07 Feb GST Council to review online gaming after March 31: Revenue Secretary
Revenue Secretary Sanjay Malhotra announced that the GST Council will reconsider the imposition of a 28 percent Goods and Services Tax (GST) on the full face value of online gaming, but not until after March 31. He clarified that the review will not occur during the upcoming meeting due to the expiry of the six-month period on March 31, suggesting that it may be addressed in subsequent gatherings, likely later in February.
Malhotra emphasized that a review does not necessarily entail altering the rates, but rather aims to assess the situation and determine if any adjustments are warranted. The GST Council had previously increased the tax rate on online gaming from 18 percent to 28 percent on the full face value, effective October 1, 2023, resulting in a significant surge in revenue from the sector.
The Revenue Secretary highlighted that the government stands to gain a substantial portion of GST revenue from online gaming if the current tax rate remains unchanged.
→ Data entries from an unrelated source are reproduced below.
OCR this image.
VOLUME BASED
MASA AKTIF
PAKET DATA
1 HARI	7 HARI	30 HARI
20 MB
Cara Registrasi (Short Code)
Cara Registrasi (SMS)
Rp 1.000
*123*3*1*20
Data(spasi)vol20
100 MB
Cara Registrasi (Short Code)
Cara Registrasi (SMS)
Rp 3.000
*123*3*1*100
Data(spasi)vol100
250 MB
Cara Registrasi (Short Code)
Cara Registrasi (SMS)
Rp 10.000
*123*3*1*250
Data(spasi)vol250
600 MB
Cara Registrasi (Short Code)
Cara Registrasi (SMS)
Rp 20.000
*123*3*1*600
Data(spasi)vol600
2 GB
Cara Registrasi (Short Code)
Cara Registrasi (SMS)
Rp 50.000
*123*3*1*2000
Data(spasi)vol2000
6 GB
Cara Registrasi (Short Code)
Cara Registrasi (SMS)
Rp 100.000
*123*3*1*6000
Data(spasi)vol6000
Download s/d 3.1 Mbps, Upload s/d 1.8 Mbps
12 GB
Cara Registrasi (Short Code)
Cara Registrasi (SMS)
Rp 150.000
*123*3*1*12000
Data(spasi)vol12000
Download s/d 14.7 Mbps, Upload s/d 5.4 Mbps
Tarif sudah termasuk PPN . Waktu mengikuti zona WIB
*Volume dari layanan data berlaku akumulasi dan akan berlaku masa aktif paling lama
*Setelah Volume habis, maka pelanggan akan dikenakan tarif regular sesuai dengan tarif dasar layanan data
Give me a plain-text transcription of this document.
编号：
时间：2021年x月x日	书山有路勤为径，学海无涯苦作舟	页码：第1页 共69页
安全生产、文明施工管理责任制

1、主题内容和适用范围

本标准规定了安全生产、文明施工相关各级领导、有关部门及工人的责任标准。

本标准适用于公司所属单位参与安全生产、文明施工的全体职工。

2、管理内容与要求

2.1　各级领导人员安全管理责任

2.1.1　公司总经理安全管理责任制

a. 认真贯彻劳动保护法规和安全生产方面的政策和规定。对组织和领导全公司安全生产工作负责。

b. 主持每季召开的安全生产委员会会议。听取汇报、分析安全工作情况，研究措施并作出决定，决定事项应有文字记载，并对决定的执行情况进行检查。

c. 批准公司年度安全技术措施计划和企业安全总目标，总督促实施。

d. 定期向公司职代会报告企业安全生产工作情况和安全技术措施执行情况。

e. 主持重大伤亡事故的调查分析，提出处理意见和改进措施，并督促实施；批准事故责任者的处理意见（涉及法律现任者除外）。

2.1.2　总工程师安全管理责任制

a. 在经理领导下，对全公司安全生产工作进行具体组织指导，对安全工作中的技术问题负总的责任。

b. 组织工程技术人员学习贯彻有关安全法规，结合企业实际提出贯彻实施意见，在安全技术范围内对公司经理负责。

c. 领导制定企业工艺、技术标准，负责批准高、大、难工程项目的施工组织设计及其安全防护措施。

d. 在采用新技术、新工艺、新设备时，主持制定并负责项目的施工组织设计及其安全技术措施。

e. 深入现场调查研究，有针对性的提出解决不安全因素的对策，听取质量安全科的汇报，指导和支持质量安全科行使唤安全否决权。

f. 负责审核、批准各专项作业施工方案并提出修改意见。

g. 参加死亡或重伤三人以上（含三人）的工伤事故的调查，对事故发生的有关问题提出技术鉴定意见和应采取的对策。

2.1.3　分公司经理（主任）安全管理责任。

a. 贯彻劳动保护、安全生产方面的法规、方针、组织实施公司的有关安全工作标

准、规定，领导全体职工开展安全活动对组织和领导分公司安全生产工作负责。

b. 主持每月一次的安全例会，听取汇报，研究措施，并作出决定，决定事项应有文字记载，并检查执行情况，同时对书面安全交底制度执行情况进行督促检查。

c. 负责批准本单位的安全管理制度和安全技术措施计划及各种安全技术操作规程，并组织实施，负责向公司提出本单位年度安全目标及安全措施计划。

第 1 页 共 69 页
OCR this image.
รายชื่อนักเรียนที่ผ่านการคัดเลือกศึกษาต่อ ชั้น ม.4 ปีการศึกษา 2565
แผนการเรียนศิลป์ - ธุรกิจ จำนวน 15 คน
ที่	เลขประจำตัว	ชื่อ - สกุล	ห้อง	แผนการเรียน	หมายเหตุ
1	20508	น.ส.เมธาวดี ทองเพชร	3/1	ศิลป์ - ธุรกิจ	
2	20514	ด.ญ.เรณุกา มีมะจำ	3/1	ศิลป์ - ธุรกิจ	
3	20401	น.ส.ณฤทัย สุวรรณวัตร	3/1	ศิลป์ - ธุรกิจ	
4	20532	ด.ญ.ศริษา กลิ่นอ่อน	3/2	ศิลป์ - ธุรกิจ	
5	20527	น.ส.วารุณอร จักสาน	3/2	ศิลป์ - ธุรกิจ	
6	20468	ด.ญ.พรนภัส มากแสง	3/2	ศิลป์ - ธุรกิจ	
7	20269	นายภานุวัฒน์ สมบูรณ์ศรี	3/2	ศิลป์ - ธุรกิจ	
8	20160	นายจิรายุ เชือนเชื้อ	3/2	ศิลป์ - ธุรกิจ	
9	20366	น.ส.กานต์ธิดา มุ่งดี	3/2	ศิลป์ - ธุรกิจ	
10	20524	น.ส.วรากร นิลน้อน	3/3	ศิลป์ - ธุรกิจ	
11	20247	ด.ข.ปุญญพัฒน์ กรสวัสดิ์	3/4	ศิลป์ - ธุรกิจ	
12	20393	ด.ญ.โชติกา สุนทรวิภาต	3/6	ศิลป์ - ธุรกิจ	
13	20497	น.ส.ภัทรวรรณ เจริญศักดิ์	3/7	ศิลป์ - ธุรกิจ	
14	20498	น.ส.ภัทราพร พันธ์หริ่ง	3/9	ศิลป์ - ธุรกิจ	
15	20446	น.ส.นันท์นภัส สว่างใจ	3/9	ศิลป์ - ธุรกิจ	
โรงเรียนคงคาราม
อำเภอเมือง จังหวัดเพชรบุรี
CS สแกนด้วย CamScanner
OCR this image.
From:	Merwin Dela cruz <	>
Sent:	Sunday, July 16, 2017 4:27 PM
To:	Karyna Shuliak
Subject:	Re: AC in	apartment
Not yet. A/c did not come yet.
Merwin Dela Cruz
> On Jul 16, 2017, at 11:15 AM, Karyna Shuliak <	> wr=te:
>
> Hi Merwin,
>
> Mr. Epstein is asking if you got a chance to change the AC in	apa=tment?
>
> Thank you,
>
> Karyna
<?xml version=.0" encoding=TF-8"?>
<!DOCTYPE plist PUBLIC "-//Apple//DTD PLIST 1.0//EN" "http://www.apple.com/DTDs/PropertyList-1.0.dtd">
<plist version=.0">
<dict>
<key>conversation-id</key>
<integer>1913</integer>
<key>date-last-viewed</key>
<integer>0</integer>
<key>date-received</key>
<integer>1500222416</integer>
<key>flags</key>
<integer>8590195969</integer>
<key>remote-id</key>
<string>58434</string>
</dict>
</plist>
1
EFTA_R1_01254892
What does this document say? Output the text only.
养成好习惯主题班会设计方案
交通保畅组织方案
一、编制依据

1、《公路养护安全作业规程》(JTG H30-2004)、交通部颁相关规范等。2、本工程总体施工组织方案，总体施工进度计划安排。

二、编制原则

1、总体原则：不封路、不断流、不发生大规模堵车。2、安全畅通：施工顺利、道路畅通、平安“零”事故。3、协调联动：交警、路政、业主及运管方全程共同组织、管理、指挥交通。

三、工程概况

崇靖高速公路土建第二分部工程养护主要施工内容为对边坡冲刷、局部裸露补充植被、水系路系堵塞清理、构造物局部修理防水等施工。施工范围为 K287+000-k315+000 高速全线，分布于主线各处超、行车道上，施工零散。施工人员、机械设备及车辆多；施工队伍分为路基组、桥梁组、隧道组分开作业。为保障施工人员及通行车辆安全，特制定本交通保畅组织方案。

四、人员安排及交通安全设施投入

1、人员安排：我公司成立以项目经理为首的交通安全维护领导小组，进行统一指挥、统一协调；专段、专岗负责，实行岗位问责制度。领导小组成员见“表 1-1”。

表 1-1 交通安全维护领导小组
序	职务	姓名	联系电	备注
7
He projected GST revenue of over Rs 7,000 crore in FY24 and Rs 14,000 crore in FY25, compared to Rs 1,600 crore in 2022-23. Malhotra noted that since the implementation of the revised tax rates three months ago, GST revenue from online gaming companies has surged from Rs 605 crore to Rs 3,470 crore, translating to an annual addition of approximately Rs 12,000 crore.
Under the revised tax regime effective October 1, 2023, a 28 percent GST is applicable on the face value of every deposit made by a player on an online gaming platform. Importantly, the taxation is based on the deposit duration rather than the gaming time. If the same amount is deposited multiple times in a month, the tax is levied each time, resulting in a high tax incidence.